Annoying fanboys aside... again, *thank you*! The computer security world is meaningfully better because of your work, and that's something the RIIR fad will never be able to replace :)
The link you cite says it was worse in the Rust version:
> During the audit, it came to light that the original sudo implementation was also affected by [CLN-001: relative path traversal vulnerability], although with a lower security severity due to their use of the openat function.
Re: I am unsure where you got this. It's the same vulnerability.
> During the audit, it came to light that the original sudo implementation was also affected by this issue, although with a lower security severity due to their use of the openat function.
> Like building an entirely new car company around only making side-impact collisions safer
...which still results in safer cars overall, so I don't see the problem.

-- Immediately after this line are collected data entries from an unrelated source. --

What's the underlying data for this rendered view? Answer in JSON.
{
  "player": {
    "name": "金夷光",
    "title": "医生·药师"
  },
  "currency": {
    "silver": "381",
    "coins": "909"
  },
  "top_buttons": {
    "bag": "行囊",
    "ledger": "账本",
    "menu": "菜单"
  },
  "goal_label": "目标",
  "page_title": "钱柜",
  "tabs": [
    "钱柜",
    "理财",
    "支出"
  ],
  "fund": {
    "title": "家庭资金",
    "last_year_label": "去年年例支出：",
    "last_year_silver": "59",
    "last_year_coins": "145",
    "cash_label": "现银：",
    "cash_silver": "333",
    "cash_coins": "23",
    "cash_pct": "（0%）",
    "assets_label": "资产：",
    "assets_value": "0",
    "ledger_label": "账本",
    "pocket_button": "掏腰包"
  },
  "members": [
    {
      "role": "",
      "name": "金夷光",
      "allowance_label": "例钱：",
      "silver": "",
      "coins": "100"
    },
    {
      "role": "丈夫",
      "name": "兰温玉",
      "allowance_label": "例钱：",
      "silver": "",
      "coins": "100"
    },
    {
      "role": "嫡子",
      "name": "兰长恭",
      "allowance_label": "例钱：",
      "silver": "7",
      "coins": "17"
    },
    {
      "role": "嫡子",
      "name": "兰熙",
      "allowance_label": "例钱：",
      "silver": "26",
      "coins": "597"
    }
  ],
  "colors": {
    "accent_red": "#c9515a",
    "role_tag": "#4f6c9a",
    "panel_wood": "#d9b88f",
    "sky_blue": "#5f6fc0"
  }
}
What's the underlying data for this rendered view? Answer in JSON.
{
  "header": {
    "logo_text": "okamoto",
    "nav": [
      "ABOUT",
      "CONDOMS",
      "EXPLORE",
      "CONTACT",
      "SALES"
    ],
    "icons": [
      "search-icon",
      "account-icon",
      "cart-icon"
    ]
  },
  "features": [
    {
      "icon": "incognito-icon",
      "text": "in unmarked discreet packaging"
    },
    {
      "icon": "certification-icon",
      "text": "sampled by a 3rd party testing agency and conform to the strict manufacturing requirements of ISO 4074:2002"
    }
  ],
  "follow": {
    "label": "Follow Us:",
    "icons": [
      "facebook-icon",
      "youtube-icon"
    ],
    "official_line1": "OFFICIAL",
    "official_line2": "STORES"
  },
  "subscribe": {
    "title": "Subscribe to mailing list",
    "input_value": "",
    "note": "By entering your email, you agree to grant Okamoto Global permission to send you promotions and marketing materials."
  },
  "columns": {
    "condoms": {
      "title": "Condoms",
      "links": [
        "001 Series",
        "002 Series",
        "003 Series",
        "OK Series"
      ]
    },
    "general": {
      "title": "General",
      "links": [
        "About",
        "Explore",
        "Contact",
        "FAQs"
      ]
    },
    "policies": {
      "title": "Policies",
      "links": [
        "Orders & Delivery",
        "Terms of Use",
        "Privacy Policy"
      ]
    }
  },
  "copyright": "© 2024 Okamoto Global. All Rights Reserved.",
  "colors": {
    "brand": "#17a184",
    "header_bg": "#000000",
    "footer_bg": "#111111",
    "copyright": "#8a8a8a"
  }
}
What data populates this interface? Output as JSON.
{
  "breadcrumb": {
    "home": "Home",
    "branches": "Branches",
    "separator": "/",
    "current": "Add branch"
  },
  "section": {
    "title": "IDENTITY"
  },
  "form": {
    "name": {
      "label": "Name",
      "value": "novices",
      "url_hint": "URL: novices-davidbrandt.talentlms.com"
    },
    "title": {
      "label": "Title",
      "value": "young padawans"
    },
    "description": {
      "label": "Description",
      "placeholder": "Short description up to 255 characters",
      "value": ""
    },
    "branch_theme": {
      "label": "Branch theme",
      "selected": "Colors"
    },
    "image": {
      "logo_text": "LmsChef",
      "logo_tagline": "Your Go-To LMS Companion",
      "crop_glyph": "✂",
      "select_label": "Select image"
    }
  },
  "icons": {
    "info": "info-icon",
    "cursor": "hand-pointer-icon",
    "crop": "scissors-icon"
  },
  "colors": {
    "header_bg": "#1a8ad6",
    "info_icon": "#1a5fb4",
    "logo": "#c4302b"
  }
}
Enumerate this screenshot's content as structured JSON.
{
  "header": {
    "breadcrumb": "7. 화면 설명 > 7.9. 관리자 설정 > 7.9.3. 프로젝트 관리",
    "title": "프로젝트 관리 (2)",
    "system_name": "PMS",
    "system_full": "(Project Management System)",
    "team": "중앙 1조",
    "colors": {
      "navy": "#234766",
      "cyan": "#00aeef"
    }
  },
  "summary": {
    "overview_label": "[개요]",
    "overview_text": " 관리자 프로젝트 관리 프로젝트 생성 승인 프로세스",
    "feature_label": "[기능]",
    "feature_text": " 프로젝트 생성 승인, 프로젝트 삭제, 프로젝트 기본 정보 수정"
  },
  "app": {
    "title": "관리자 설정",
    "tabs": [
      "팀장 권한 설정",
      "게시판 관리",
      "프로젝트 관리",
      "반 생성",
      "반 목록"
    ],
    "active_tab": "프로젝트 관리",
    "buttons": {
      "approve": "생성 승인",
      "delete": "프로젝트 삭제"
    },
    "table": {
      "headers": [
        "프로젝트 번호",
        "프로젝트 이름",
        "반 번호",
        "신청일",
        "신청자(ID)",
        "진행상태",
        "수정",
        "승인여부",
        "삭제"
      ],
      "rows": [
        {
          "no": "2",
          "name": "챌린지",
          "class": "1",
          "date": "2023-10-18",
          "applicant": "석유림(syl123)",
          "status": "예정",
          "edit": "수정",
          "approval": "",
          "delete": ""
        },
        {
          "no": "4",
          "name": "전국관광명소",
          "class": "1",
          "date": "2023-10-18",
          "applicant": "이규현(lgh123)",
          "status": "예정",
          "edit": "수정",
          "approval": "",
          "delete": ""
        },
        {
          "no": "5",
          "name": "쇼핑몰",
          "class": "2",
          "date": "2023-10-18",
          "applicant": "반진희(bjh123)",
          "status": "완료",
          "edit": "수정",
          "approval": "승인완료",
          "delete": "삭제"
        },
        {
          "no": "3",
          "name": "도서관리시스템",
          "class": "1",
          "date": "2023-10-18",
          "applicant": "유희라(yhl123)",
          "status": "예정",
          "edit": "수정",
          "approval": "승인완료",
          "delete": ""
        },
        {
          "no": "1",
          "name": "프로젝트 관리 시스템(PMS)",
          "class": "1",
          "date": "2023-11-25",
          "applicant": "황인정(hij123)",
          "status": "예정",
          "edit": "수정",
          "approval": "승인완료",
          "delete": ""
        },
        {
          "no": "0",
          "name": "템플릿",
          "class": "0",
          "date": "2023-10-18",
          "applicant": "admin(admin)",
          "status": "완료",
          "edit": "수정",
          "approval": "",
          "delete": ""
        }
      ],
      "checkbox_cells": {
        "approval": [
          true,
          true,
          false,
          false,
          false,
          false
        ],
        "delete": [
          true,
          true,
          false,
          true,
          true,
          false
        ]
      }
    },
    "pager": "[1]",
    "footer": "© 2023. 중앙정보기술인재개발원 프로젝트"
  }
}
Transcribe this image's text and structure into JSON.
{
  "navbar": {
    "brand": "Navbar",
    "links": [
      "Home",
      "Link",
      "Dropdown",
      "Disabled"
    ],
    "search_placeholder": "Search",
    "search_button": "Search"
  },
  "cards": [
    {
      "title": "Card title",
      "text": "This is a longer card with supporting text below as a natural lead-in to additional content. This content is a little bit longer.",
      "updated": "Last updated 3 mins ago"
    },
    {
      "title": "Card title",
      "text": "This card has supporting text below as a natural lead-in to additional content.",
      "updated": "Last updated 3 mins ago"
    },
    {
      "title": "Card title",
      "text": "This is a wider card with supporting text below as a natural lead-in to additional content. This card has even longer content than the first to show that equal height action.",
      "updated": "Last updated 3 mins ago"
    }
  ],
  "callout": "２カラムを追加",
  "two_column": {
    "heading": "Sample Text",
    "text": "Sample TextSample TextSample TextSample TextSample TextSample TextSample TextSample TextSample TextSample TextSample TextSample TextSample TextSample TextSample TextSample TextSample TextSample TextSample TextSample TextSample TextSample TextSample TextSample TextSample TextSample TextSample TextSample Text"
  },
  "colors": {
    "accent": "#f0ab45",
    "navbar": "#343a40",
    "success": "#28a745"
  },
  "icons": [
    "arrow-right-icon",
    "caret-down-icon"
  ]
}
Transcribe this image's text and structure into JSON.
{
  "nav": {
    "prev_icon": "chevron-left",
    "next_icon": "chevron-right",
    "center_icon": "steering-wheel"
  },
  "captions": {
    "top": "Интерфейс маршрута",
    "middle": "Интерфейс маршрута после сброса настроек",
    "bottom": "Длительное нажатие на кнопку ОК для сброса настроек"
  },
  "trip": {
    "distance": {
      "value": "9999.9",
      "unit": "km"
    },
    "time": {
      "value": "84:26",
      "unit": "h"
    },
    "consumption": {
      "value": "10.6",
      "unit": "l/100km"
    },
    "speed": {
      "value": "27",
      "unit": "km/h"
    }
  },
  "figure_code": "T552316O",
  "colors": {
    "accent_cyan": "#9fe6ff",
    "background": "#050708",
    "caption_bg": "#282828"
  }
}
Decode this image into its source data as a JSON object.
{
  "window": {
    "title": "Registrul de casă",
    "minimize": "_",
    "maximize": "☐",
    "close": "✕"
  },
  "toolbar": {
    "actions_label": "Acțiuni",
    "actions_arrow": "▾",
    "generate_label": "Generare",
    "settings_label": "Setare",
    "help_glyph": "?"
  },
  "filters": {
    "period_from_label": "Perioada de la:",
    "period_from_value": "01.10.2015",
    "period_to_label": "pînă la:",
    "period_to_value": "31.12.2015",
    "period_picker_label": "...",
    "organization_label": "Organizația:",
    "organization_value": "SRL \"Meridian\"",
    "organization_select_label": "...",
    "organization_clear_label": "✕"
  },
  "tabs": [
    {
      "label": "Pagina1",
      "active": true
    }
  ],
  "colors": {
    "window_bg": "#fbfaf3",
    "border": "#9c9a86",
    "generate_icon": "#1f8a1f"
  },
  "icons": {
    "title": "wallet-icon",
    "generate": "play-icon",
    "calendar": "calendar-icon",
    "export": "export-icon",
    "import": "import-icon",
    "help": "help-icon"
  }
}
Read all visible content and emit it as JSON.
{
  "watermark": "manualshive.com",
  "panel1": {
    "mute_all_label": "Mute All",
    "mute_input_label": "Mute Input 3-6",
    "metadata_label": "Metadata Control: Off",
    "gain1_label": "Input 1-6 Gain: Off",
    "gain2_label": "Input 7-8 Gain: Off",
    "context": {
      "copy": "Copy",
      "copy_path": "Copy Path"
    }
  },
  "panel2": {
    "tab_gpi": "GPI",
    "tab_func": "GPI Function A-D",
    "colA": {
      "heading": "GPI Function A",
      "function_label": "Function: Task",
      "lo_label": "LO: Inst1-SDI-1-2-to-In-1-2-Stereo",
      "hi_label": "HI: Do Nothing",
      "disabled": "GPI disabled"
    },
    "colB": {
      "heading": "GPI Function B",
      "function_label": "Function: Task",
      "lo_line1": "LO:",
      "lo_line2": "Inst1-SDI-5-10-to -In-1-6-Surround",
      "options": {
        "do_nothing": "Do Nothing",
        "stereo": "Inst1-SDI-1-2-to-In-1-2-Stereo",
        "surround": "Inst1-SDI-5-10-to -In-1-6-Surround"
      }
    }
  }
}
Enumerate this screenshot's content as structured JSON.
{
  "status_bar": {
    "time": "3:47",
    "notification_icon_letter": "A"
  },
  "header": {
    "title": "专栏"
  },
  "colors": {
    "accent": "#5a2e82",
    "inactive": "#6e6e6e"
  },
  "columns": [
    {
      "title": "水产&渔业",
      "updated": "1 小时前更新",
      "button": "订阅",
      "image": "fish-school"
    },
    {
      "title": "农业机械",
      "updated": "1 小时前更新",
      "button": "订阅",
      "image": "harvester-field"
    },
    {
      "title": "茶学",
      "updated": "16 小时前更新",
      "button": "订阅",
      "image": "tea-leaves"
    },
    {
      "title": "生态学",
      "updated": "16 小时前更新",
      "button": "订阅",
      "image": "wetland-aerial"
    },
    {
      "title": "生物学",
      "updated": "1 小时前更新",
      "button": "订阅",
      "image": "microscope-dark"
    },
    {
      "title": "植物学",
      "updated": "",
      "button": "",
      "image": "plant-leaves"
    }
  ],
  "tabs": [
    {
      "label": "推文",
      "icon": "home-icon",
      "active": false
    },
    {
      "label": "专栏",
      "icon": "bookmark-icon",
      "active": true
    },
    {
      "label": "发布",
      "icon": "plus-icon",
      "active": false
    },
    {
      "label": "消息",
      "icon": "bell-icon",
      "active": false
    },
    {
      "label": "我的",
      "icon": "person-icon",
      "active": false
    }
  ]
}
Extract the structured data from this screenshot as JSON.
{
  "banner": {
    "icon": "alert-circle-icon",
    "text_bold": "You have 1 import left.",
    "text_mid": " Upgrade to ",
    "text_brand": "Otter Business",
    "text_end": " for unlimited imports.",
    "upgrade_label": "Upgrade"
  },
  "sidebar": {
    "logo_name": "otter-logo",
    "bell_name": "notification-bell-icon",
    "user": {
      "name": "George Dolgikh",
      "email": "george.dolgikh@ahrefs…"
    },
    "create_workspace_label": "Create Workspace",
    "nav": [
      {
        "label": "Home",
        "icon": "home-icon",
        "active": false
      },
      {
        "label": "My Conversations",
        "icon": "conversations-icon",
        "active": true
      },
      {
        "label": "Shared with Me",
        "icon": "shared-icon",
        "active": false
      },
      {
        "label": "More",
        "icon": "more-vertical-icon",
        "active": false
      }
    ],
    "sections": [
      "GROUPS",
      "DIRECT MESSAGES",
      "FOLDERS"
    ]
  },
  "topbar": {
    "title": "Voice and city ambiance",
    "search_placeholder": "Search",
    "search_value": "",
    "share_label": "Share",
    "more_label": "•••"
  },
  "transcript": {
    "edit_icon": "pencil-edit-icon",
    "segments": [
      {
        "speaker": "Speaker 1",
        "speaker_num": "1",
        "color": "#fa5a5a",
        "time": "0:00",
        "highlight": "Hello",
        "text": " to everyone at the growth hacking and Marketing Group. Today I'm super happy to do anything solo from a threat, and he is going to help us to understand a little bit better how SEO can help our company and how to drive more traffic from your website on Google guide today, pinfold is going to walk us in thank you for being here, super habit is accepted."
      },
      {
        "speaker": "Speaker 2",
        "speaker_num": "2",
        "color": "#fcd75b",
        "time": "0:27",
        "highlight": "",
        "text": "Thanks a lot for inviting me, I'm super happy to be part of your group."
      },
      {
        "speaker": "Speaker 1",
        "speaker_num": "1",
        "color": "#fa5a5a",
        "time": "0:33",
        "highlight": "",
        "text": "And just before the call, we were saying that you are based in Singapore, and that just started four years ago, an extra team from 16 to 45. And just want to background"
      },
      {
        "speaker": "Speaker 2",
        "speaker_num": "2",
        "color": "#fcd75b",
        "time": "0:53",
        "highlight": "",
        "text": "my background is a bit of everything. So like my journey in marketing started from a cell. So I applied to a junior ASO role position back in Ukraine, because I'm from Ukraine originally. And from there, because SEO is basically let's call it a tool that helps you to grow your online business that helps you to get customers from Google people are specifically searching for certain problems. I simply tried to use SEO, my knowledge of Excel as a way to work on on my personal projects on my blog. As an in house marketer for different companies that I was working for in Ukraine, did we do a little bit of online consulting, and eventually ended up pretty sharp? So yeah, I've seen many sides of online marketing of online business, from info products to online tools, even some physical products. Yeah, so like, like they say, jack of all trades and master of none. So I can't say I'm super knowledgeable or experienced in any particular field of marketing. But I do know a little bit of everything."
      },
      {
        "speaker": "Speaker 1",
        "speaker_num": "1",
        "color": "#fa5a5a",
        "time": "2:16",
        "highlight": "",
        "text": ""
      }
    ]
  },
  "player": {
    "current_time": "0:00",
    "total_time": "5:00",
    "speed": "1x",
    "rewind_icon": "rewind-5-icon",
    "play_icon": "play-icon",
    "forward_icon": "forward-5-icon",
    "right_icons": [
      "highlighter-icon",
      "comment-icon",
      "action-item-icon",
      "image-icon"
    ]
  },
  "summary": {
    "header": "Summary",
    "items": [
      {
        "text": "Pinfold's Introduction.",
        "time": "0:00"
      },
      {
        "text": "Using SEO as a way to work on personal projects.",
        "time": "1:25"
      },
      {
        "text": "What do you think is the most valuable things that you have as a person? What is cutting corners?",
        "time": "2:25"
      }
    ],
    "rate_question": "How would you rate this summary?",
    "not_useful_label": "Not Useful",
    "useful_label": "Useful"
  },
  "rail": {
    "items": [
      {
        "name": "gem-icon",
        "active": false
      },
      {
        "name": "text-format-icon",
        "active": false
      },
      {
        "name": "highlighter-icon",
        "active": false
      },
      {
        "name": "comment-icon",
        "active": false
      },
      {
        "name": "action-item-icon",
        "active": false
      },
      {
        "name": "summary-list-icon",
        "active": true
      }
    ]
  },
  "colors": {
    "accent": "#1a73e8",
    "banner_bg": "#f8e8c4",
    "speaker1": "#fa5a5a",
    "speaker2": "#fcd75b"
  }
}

Especially if those cars are almost completely immune to side-impact collisions and if it's actually not a car company but a technology every manufacturer can use for future products.
You don't see the problem in starting an entirely new car manufacturer from scratch just to fix one safety issue?
> if it's actually not a car company but a technology every manufacturer can use for future products
In that case it's like every single manufacturer changing their engine design in order to have a different wiring harness with a slightly thicker shielding around a single cable. The amount of work and cost involved, and risk to every other part of the process, just to fix one tiny thing, makes no sense. It is an insane amount of work for extremely little benefit.
> it's like every single manufacturer changing their engine design in order to have a different wiring harness with a slightly thicker shielding around a single cable.
Car manufacturers improve their engine designs all the time.
It's also not uncommon that programs get rewritten in order to achieve better results, and recently Rust happens to be a popular choice where both speed and security are important. There's nothing extraordinary about it really.
Thousands of developers and security experts have gone over it. So part of me wonders - how is it possible for a single dev team to totally reimplement it without unknowingly introducing at least a bug or two? Is there something to this Rust language which magically eliminates all chances of any bug being introduced?